Saturday, 18 July 2015

Slackjaw Flubbering about Creslow


The empty promise of the PAS
Metal detectorists tend to get excited about a few old finds regardless of their context, like kids in a toyshop, it's all so 'special' for them. So John Winter, excited by seeing finds from a Buckinghamshire Roman grave disturbed buy a US detectorist now in a museum case, bills it as "A Rare Roman Cremation". If he were to read more books instead of trying to entertain his slackjaw mates he'd realise that second century cremations are not really all that "rare". This is not the only context he manages to skip. The Creslow burial was found in October 2014 by commercial artefact hunting on a known site, an emergency archaeological excavation by Oxford Archaeology and followup conservation and post-excavation analyses had to be funded - due to which the county's entire Emergency Fund was gobbled up and then there was nothing to allocate to Lenborough which was fundamental in undermining archaeological support for the PAS and its empty promise earlier on this year, allowing the current cutbacks of PAS to pass uncontested. As I wrote earlier about the responsibility issue (PACHI Thursday, 26 February 2015, 'Creslow Burial and Helen Geake in "The Searcher"'):
Is this not an issue that should be of concern to responsible metal detectorists and written about and discussed in a magazine of this type? What is meant by responsible detecting anyway, just dig into something and let somebody else sort out the mess while the finder gets a pat on the back for shooting fish in a barrel? How much do commercial artefact hunting groups make from organizing events like metal detecting holidays for steely-jawed ex-US servicemen? How much of those profits do they pay into the emergency funds of counties where they operate to offset the substantial costs incurred in finishing the job properly? 
Does Mr Winter discuss any of this? Of course not, he's a metal detectorist and that l;ot are quite happy to get on digging up whatever takes their fancy, leaving somebody else to pick up the bill - raising once again what we understand by "responsible detecting".

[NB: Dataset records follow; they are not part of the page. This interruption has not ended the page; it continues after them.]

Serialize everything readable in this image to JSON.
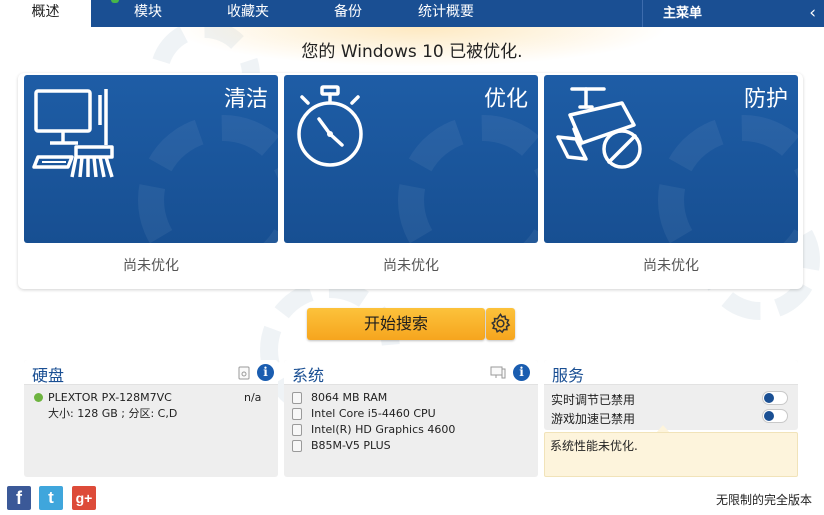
{
  "nav": {
    "tabs": [
      "概述",
      "模块",
      "收藏夹",
      "备份",
      "统计概要"
    ],
    "main_menu": "主菜单",
    "collapse_icon": "chevron-left-icon"
  },
  "status_title": "您的 Windows 10 已被优化.",
  "panels": [
    {
      "title": "清洁",
      "status": "尚未优化",
      "icon": "computer-broom-icon"
    },
    {
      "title": "优化",
      "status": "尚未优化",
      "icon": "stopwatch-icon"
    },
    {
      "title": "防护",
      "status": "尚未优化",
      "icon": "camera-block-icon"
    }
  ],
  "start_button": "开始搜索",
  "disk": {
    "title": "硬盘",
    "name": "PLEXTOR PX-128M7VC",
    "value": "n/a",
    "detail": "大小: 128 GB ; 分区: C,D"
  },
  "system": {
    "title": "系统",
    "items": [
      "8064 MB RAM",
      "Intel Core i5-4460 CPU",
      "Intel(R) HD Graphics 4600",
      "B85M-V5 PLUS"
    ]
  },
  "services": {
    "title": "服务",
    "rows": [
      "实时调节已禁用",
      "游戏加速已禁用"
    ],
    "note": "系统性能未优化."
  },
  "social": {
    "facebook": "f",
    "twitter": "t",
    "google": "g+"
  },
  "footer": "无限制的完全版本",
  "colors": {
    "nav_bg": "#1a4f93",
    "panel_bg": "#1e5da6",
    "accent_orange": "#f6a51e",
    "status_green": "#6db33f"
  }
}
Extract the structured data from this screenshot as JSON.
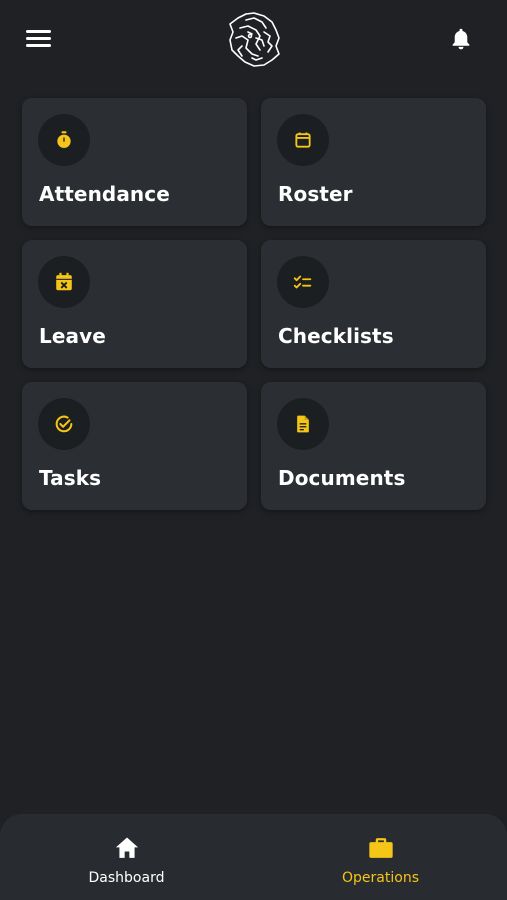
{
  "colors": {
    "accent": "#f5c518",
    "background": "#1f2124",
    "card": "#2b2f33",
    "icon_circle": "#1c1f22"
  },
  "header": {
    "menu_icon": "hamburger-icon",
    "logo": "lion-logo",
    "notification_icon": "bell-icon"
  },
  "tiles": [
    {
      "label": "Attendance",
      "icon": "stopwatch-icon"
    },
    {
      "label": "Roster",
      "icon": "calendar-icon"
    },
    {
      "label": "Leave",
      "icon": "calendar-x-icon"
    },
    {
      "label": "Checklists",
      "icon": "checklist-icon"
    },
    {
      "label": "Tasks",
      "icon": "check-circle-icon"
    },
    {
      "label": "Documents",
      "icon": "document-icon"
    }
  ],
  "bottom_nav": {
    "items": [
      {
        "label": "Dashboard",
        "icon": "home-icon",
        "active": false
      },
      {
        "label": "Operations",
        "icon": "briefcase-icon",
        "active": true
      }
    ]
  }
}
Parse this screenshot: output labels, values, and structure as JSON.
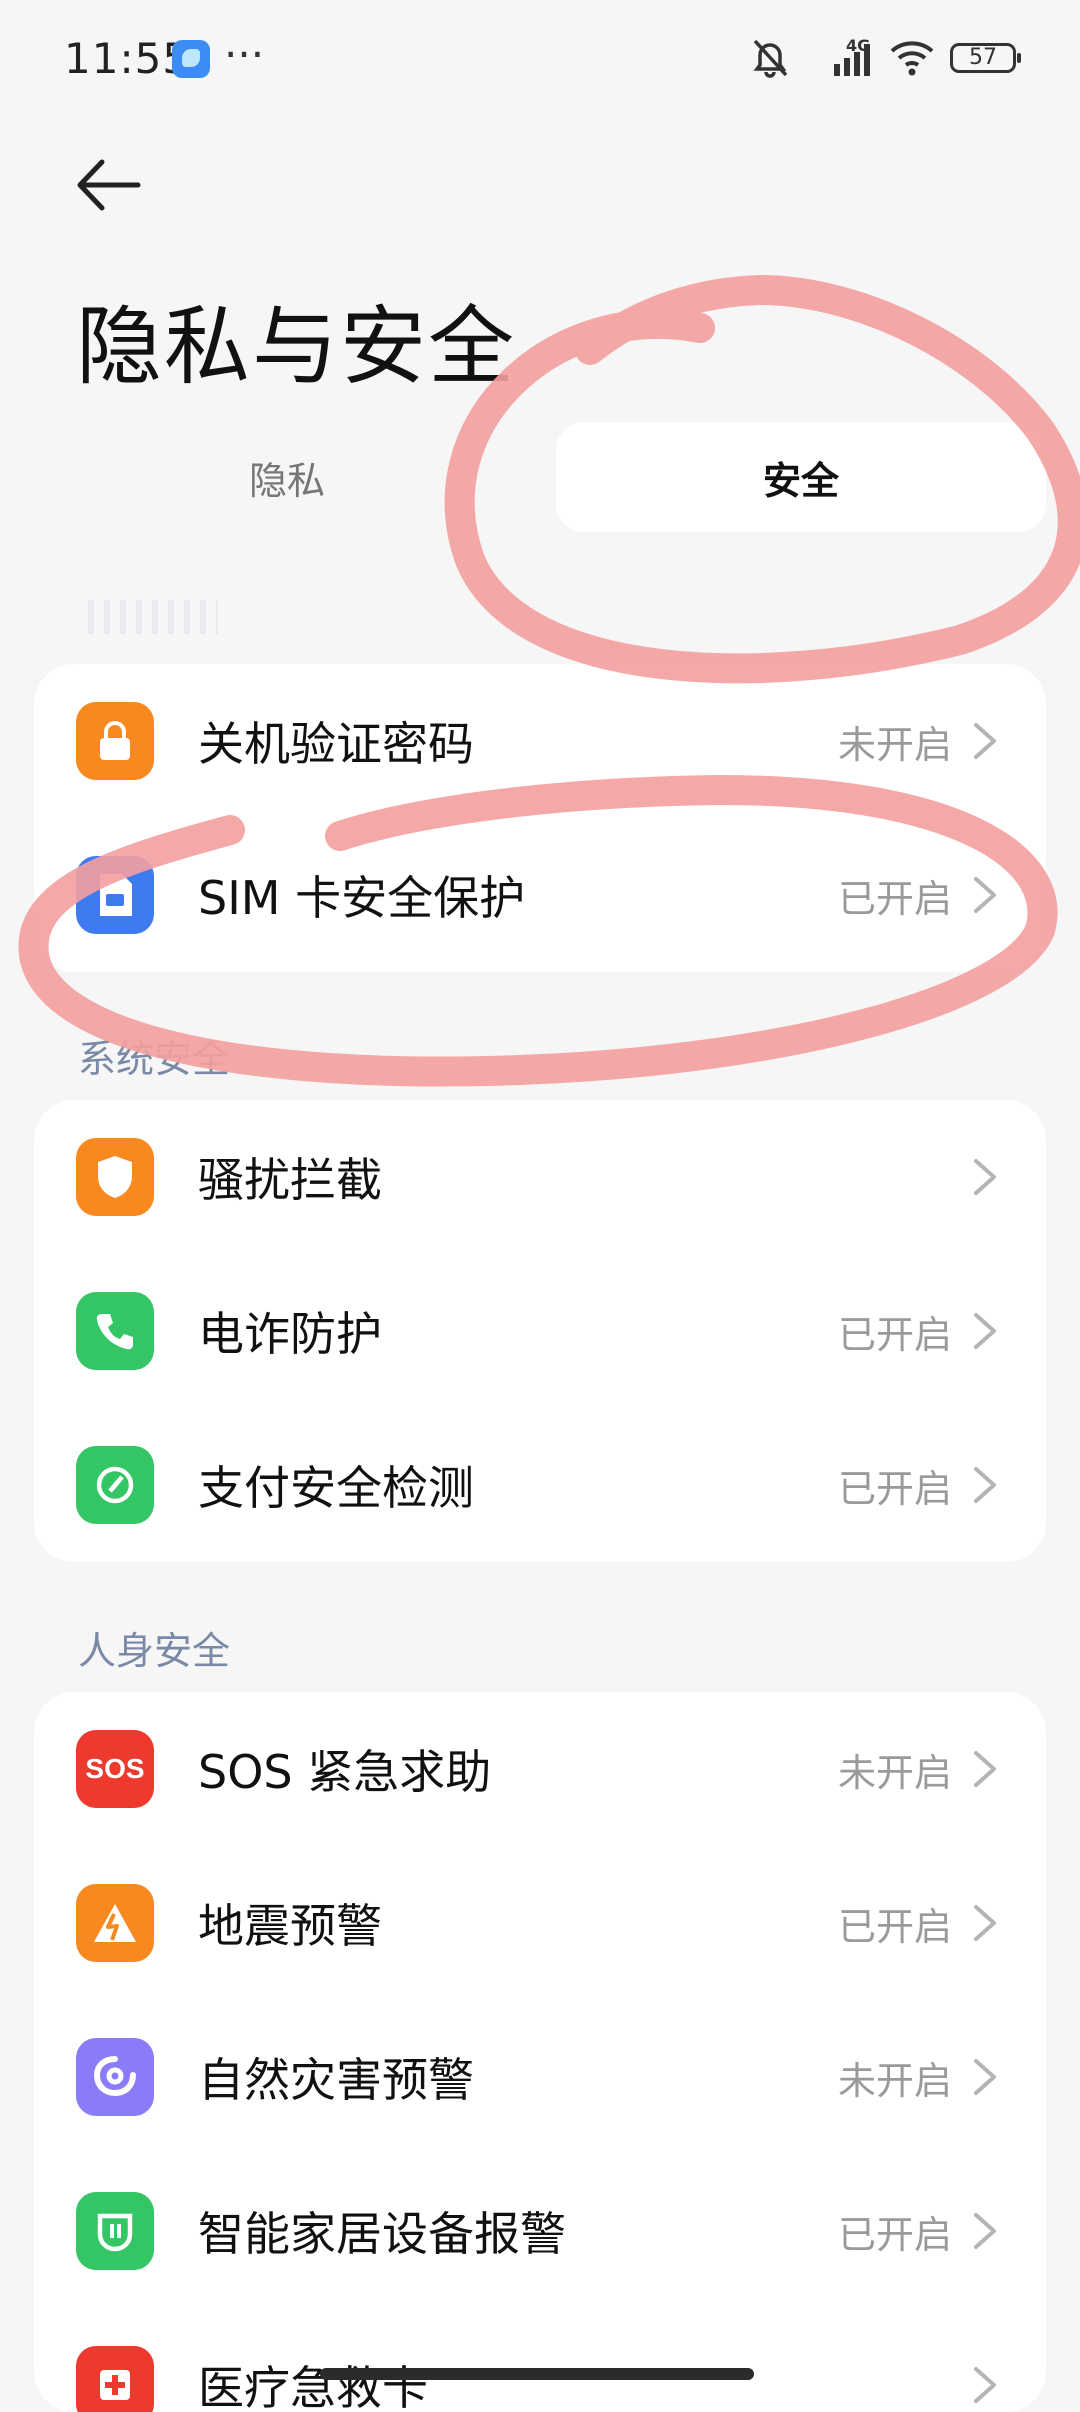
{
  "status_bar": {
    "time": "11:55",
    "more": "···",
    "network": "4G",
    "battery": "57",
    "icons": [
      "bell-muted-icon",
      "signal-icon",
      "wifi-icon",
      "battery-icon"
    ]
  },
  "header": {
    "back_icon": "arrow-left-icon",
    "title": "隐私与安全"
  },
  "tabs": [
    {
      "label": "隐私",
      "selected": false
    },
    {
      "label": "安全",
      "selected": true
    }
  ],
  "cards": {
    "top": [
      {
        "label": "关机验证密码",
        "status": "未开启",
        "icon": "lock-icon",
        "color": "#f7891f"
      },
      {
        "label": "SIM 卡安全保护",
        "status": "已开启",
        "icon": "sim-card-icon",
        "color": "#3e7bf0"
      }
    ],
    "system_label": "系统安全",
    "system": [
      {
        "label": "骚扰拦截",
        "status": "",
        "icon": "shield-icon",
        "color": "#f7891f"
      },
      {
        "label": "电诈防护",
        "status": "已开启",
        "icon": "phone-icon",
        "color": "#34c565"
      },
      {
        "label": "支付安全检测",
        "status": "已开启",
        "icon": "compass-icon",
        "color": "#34c565"
      }
    ],
    "personal_label": "人身安全",
    "personal": [
      {
        "label": "SOS 紧急求助",
        "status": "未开启",
        "icon": "sos-icon",
        "icon_text": "SOS",
        "color": "#ee3a2e"
      },
      {
        "label": "地震预警",
        "status": "已开启",
        "icon": "earthquake-icon",
        "color": "#f7891f"
      },
      {
        "label": "自然灾害预警",
        "status": "未开启",
        "icon": "cyclone-icon",
        "color": "#8a7cf6"
      },
      {
        "label": "智能家居设备报警",
        "status": "已开启",
        "icon": "home-device-icon",
        "color": "#34c565"
      },
      {
        "label": "医疗急救卡",
        "status": "",
        "icon": "medical-cross-icon",
        "color": "#ee3a2e"
      }
    ]
  }
}
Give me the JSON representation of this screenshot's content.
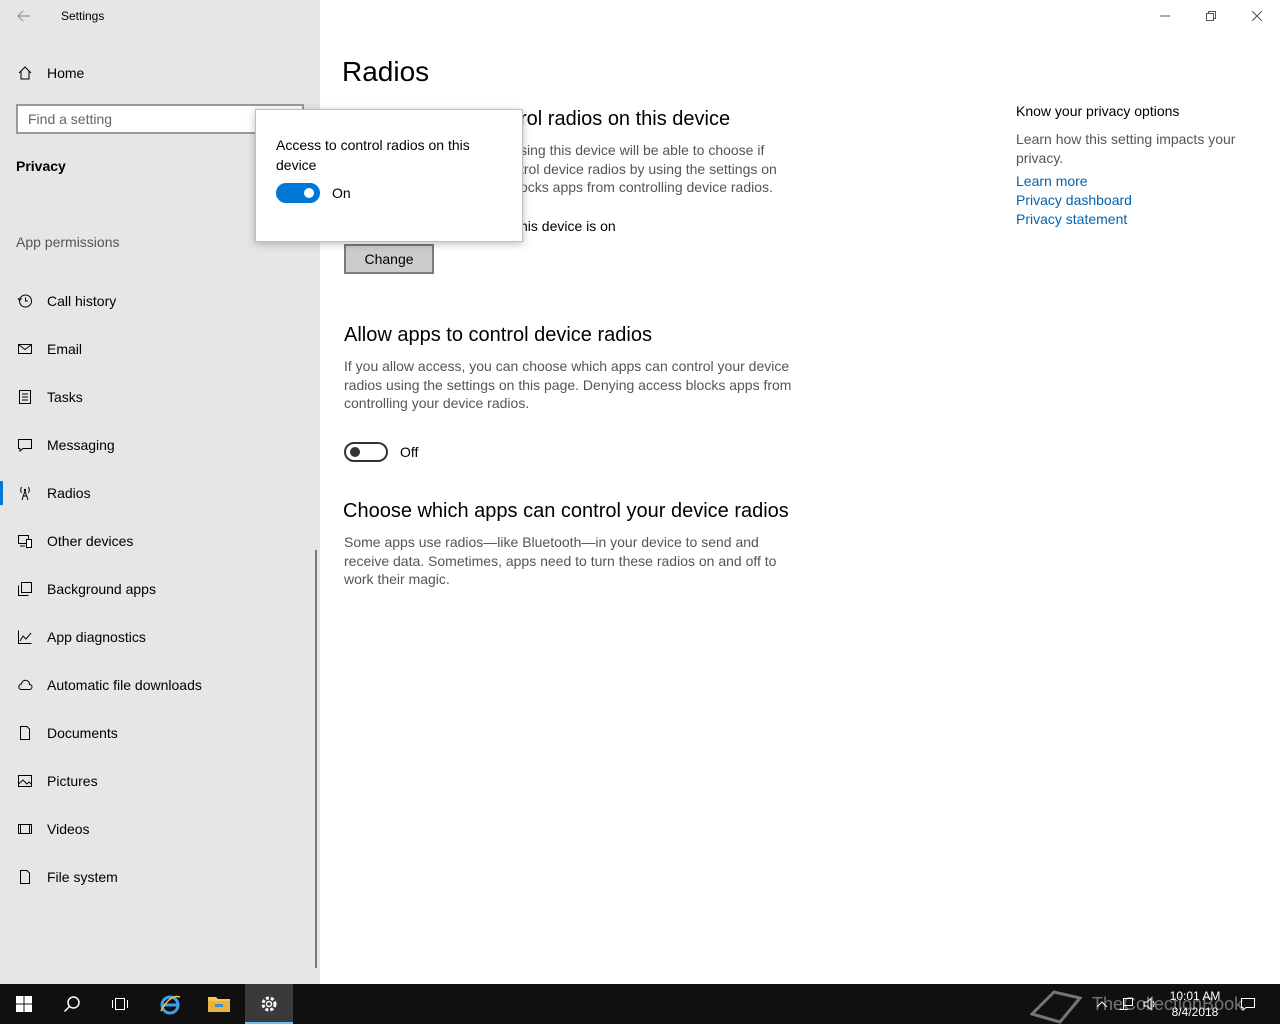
{
  "window": {
    "title": "Settings",
    "minimize_icon": "minimize-icon",
    "restore_icon": "restore-icon",
    "close_icon": "close-icon"
  },
  "sidebar": {
    "home_label": "Home",
    "search_placeholder": "Find a setting",
    "section_title": "Privacy",
    "group_label": "App permissions",
    "items": [
      {
        "label": "Call history",
        "icon": "history-icon"
      },
      {
        "label": "Email",
        "icon": "mail-icon"
      },
      {
        "label": "Tasks",
        "icon": "tasks-icon"
      },
      {
        "label": "Messaging",
        "icon": "message-icon"
      },
      {
        "label": "Radios",
        "icon": "radio-tower-icon",
        "selected": true
      },
      {
        "label": "Other devices",
        "icon": "devices-icon"
      },
      {
        "label": "Background apps",
        "icon": "background-apps-icon"
      },
      {
        "label": "App diagnostics",
        "icon": "diagnostics-icon"
      },
      {
        "label": "Automatic file downloads",
        "icon": "cloud-icon"
      },
      {
        "label": "Documents",
        "icon": "document-icon"
      },
      {
        "label": "Pictures",
        "icon": "picture-icon"
      },
      {
        "label": "Videos",
        "icon": "video-icon"
      },
      {
        "label": "File system",
        "icon": "file-icon"
      }
    ]
  },
  "main": {
    "page_title": "Radios",
    "section1": {
      "heading_visible": "rol radios on this device",
      "desc_visible": [
        "sing this device will be able to choose if",
        "trol device radios by using the settings on",
        "ocks apps from controlling device radios."
      ],
      "status_visible": "his device is on",
      "change_label": "Change"
    },
    "section2": {
      "heading": "Allow apps to control device radios",
      "desc": "If you allow access, you can choose which apps can control your device radios using the settings on this page. Denying access blocks apps from controlling your device radios.",
      "toggle_state": "Off"
    },
    "section3": {
      "heading": "Choose which apps can control your device radios",
      "desc": "Some apps use radios—like Bluetooth—in your device to send and receive data. Sometimes, apps need to turn these radios on and off to work their magic."
    }
  },
  "related": {
    "title": "Know your privacy options",
    "text": "Learn how this setting impacts your privacy.",
    "links": [
      "Learn more",
      "Privacy dashboard",
      "Privacy statement"
    ]
  },
  "flyout": {
    "title": "Access to control radios on this device",
    "toggle_state": "On"
  },
  "taskbar": {
    "time": "10:01 AM",
    "date": "8/4/2018",
    "watermark": "TheCollectionBook",
    "accent": "#0078d7"
  }
}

Oh, and talking of the PAS, they got a wiggle on when I pointed out that several weeks after it had finished, the "Creslow [Americans] 4-11.10.14 rally" had produced only three finds, now they have 212 recorded - 160 (75.4%) of the finds handed in for recording were coins. That is 30 recordable finds a day. Presumably only after they received the finds back could the organizers start applying for those export licences for the finders.